Metallografisches Poliergewebe, auch Poliertuch oder Polierpapier genannt, ist ein vielseitiges Material, das in der Metallographie zum Polieren und Schleifen von Metallproben für die mikroskopische Untersuchung verwendet wird. Es besteht aus einem gewebten oder nicht gewebten Stoff mit einer Beschichtung aus Schleifpartikeln wie Diamant oder Siliziumkarbid, eingebettet in eine Klebstoffschicht.

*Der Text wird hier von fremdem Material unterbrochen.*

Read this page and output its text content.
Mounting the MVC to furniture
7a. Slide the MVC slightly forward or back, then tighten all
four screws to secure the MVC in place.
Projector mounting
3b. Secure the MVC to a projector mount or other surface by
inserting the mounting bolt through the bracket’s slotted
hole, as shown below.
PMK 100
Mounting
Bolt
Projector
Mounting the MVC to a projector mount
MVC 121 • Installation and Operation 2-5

Das Gewebe ist in einer Vielzahl von Formen, Größen und Schleifpartikelgrößen erhältlich, um den unterschiedlichen Polieranforderungen gerecht zu werden. Die Wahl des Gewebes hängt von der Art des Metalls sowie der gewünschten Oberflächenbeschaffenheit und der erforderlichen Präzision ab. Zum Polieren härterer Metalle ist beispielsweise eine feinere Schleifpartikelgröße erforderlich, während für weichere Metalle eine gröbere Schleifpartikelgröße geeignet ist.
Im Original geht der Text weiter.